Problem 2.3 - Creating Our Prediction Model
Let's now think about the variables in our dataset related to the confidence of the time signature, key, and tempo (timesignature_confidence, key_confidence, and tempo_confidence). Our model seems to indicate that these confidence variables are significant (rather than the variables timesignature, key, and tempo themselves). What does the model suggest?
Explanation
If you look at the output summary(SongsLog1), where SongsLog1 is the name of your logistic regression model, you can see that the coefficient estimates for the confidence variables (timesignature_confidence, key_confidence, and tempo_confidence) are positive. This means that higher confidence leads to a higher predicted probability of a Top 10 hit.
Problem 2.4 - Creating Our Prediction Model
In general, if the confidence is low for the time signature, tempo, and key, then the song is more likely to be complex. What does our model suggest in terms of complexity?
Explanation
Since the coefficient values for timesignature_confidence, tempo_confidence, and key_confidence are all positive, lower confidence leads to a lower predicted probability of a song being a hit. So mainstream listeners tend to prefer less complex songs.

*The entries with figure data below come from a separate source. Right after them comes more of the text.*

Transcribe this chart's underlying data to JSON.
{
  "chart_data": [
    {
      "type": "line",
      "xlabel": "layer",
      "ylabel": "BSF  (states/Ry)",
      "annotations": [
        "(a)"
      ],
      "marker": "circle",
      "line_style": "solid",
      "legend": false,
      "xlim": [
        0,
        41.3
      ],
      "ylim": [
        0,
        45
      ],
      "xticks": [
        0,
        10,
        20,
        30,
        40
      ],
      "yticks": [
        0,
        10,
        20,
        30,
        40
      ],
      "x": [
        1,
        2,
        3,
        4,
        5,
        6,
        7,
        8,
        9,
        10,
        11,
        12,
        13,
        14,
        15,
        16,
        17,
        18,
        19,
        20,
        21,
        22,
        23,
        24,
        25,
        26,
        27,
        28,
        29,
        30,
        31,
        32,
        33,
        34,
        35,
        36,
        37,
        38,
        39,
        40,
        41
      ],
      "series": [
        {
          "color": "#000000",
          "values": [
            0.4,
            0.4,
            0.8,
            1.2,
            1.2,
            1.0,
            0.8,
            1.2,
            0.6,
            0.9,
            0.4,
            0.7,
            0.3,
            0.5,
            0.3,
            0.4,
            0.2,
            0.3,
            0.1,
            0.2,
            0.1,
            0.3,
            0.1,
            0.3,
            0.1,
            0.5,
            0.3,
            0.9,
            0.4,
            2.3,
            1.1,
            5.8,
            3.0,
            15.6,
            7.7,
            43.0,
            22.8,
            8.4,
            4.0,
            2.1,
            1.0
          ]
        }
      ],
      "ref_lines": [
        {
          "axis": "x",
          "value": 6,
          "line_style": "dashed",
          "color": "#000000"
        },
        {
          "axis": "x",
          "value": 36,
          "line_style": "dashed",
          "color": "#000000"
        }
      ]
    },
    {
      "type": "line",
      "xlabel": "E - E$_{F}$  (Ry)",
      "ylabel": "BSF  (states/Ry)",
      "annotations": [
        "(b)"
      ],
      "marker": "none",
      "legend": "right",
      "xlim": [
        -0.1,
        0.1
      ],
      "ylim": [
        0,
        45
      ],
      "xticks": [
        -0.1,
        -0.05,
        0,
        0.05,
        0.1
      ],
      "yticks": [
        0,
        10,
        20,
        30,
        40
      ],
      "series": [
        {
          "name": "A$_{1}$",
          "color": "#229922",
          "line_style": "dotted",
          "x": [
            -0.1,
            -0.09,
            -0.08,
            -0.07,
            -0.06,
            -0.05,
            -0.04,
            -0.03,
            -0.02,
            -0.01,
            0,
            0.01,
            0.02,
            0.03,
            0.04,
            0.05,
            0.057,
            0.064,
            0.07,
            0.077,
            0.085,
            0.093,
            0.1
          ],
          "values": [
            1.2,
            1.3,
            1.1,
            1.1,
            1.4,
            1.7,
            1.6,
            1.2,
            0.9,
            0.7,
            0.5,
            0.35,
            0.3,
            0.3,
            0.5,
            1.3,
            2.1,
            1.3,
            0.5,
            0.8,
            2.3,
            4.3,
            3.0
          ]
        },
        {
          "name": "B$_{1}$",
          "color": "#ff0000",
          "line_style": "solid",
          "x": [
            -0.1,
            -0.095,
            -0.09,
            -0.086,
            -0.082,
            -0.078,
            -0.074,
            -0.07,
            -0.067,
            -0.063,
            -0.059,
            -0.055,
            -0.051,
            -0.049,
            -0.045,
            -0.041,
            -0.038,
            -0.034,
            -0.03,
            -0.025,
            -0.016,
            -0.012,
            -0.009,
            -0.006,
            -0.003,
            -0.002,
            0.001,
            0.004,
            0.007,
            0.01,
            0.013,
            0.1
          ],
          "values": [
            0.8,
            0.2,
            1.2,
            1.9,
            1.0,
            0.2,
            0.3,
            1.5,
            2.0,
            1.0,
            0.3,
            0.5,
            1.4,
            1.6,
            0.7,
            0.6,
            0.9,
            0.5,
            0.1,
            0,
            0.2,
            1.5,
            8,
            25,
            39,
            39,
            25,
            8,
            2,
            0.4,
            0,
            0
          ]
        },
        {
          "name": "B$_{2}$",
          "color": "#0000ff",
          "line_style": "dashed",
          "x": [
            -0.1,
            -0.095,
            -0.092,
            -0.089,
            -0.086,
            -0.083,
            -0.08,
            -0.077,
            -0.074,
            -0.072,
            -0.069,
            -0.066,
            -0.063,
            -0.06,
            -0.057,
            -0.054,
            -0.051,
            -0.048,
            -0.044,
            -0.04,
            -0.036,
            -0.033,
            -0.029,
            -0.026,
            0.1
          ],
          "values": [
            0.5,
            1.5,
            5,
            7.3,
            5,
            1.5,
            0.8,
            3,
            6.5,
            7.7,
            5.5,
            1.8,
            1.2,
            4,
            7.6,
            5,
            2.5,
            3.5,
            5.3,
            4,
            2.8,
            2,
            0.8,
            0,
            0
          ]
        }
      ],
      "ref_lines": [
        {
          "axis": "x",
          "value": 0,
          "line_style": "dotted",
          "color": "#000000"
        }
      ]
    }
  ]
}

Problem 2.5 - Creating Our Prediction Model
Songs with heavier instrumentation tend to be louder (have higher values in the variable "loudness").
By inspecting the coefficient of the variable "loudness", what does our model suggest?
Explanation
The coefficient estimate for loudness is positive, meaning that mainstream listeners prefer louder songs, which are those with heavier instrumentation.

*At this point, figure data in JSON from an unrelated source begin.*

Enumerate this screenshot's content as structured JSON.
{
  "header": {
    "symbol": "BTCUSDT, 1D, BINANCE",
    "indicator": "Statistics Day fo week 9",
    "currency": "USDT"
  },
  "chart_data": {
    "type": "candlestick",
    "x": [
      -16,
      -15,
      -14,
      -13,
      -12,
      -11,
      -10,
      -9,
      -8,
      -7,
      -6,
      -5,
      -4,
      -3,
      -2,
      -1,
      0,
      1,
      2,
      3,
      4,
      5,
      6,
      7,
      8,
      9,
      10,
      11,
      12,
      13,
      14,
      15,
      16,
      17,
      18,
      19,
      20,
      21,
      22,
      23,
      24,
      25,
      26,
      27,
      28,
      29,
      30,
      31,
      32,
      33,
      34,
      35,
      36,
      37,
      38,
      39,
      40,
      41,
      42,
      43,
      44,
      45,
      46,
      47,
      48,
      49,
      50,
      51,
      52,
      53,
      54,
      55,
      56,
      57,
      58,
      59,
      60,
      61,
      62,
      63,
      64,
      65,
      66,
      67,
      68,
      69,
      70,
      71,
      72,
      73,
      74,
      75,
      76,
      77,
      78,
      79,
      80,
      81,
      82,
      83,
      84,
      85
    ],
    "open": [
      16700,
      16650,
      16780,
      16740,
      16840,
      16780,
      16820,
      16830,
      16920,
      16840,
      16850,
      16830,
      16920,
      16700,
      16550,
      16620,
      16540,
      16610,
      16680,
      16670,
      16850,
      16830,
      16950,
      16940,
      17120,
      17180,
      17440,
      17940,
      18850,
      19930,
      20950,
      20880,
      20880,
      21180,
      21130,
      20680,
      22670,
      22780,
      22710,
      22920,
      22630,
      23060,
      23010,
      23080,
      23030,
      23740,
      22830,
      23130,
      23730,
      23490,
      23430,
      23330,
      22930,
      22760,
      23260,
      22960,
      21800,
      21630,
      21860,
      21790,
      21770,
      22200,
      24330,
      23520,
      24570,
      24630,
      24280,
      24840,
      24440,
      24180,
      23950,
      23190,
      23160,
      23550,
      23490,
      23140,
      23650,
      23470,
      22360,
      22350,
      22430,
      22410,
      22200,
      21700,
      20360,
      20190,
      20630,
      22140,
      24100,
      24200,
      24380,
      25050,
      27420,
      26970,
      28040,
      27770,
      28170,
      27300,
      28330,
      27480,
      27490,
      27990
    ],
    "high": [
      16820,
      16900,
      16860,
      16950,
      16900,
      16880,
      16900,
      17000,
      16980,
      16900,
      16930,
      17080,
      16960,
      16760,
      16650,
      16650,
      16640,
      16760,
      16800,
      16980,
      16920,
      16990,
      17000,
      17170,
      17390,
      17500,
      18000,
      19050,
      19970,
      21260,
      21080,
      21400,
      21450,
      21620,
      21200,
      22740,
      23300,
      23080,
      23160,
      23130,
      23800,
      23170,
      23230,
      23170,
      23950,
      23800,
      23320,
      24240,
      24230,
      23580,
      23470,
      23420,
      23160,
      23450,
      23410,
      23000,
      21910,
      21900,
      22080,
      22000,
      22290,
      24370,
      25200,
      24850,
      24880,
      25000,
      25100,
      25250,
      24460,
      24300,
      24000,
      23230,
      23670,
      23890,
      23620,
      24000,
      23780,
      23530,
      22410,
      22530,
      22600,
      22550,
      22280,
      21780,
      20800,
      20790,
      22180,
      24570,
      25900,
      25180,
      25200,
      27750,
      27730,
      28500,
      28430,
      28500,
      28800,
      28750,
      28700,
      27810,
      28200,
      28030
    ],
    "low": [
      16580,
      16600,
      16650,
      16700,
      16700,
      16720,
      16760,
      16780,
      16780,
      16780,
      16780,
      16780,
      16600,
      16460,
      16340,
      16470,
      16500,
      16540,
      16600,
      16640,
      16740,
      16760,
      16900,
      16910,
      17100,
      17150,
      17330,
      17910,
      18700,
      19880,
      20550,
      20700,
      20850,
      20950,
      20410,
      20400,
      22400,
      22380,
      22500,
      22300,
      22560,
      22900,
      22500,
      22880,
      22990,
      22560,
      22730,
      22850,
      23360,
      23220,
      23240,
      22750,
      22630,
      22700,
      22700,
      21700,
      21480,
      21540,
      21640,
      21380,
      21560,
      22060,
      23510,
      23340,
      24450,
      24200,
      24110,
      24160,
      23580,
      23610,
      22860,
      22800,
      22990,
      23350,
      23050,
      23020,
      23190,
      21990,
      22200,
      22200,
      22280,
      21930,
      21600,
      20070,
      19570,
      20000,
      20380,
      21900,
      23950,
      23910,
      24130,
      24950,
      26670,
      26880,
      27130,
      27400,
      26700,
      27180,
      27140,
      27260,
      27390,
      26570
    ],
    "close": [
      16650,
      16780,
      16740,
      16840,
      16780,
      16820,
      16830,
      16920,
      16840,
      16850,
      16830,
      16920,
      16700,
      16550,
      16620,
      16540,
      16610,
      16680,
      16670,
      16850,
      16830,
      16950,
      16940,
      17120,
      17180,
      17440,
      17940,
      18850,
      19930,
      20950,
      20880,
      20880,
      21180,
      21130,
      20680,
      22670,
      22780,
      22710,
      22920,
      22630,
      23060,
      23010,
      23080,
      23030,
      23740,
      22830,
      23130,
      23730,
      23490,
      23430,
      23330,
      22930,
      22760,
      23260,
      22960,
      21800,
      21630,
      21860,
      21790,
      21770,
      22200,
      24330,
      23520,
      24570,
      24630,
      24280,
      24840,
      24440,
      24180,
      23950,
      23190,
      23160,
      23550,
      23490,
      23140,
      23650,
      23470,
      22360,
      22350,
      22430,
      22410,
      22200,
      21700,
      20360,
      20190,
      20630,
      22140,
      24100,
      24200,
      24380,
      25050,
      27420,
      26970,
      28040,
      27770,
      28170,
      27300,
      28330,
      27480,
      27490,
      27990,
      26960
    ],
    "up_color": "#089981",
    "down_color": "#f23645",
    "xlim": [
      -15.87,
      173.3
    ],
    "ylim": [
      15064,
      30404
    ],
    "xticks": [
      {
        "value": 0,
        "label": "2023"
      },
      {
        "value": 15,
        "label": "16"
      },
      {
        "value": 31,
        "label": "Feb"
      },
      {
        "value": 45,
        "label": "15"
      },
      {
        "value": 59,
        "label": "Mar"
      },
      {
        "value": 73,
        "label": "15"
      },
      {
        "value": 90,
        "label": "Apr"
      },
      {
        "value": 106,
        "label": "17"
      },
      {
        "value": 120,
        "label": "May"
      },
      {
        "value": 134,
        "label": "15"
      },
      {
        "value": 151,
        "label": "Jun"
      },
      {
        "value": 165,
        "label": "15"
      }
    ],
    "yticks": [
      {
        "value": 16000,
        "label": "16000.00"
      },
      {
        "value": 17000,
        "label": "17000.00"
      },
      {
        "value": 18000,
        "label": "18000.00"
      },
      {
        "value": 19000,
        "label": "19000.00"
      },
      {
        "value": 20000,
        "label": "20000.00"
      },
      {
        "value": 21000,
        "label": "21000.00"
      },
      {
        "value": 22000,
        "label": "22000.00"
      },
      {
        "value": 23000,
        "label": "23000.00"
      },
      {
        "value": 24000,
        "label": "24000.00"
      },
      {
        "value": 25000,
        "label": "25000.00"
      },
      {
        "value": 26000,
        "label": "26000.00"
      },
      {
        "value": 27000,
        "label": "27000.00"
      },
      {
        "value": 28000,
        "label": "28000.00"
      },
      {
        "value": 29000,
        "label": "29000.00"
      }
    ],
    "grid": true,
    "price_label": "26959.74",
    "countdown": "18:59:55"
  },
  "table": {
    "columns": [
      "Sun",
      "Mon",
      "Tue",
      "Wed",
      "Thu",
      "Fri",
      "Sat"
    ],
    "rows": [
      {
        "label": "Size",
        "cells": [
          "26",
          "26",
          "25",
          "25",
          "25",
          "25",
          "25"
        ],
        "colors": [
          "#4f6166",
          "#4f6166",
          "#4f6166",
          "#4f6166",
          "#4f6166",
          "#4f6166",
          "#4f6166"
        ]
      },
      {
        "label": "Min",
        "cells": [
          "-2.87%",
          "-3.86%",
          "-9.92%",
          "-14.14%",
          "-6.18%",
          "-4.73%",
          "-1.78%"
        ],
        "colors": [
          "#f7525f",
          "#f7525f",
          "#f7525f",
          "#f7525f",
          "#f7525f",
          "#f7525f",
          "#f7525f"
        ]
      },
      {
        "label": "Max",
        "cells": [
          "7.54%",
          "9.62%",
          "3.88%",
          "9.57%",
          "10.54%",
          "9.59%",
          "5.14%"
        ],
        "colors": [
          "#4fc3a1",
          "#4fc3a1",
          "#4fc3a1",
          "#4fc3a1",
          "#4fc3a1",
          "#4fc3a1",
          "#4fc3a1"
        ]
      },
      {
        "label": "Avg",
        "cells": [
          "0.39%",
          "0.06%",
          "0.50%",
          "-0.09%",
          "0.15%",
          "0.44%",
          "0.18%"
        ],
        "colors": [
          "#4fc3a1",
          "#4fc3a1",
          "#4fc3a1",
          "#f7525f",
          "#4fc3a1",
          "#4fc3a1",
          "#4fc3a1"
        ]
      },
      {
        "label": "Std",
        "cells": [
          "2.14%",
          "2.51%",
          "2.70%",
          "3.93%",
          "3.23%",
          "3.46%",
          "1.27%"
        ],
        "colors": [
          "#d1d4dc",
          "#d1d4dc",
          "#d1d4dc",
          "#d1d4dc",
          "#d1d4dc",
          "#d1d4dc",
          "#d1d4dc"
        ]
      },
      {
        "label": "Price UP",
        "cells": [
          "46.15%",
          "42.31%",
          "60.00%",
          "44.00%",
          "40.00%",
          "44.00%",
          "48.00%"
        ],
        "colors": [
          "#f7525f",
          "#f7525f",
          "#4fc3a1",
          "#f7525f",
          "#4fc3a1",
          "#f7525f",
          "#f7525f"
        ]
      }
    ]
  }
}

Problem 3.1 - Validating Our Model
Make predictions on the test set using our model. What is the accuracy of our model on the test set, using a threshold of 0.45? (Compute the accuracy as a number between 0 and 1.)
To get the accuracy after you make the predictions, you can use the table(variable1, variable2) command to generate a summary table that counts the number of observations for each of the possible combination of values in variable1 and variable2. You can also do so by using the group_by and summarize commands in dplyr package.
Explanation
You can make predictions on the test set by using the command:
testPredict = predict(SongsLog1, newdata=SongsTest, type="response")
Then, you can create a confusion matrix with a threshold of 0.45 by using the table command:
table(SongsTest$Top10, testPredict >= 0.45)
Or, alternatively, use the group_by and summarize functions in dplyr package:
SongsTest$Pred = testPredict >= 0.45
SongsTest %>% group_by(Top10, Pred) %>% summarize(count = n())
The accuracy of the model is (309+15)/(309+15+44+5) = 0.8686
Problem 3.2 - Validating Our Model
Let's check if there's any incremental benefit in using our model instead of a baseline model. Given the difficulty of guessing which song is going to be a hit, an easier model would be to pick the most frequent outcome (a song is not a Top 10 hit) for all songs. What would the accuracy of the baseline model be on the test set? (Give your answer as a number between 0 and 1.)
Explanation
You can compute the baseline accuracy by summarizing the outcome variable in the test set. One way to do this is with table():
table(SongsTest$Top10)
Another approach would be to use dplyr:
SongsTest %>% group_by(Top10) %>% summarize(count = n())
The baseline model would get 314 observations correct, and 59 wrong, for an accuracy of 314/(314+59) = 0.8418231.
Problem 3.3 - Validating Our Model
What is the True Positive Rate of our model on the test set, using a threshold of 0.45?
What is the False Positive Rate of our model on the test set, using a threshold of 0.45?
Explanation
Using the confusion matrix we obtained before using either table or group_by/summarize:
table(SongsTest$Top10, testPredict >= 0.45)
We can compute the True Positive Rate to be the number of correctly identified Top10 songs divided by the total number of Top10 songs: 15/(15+44) = 0.2542373, and the False Positive Rate to be the number of non-Top10 songs that were identified as Top10 divided by the total number of non-Top10 songs: 5/(309+5) = 0.01592357.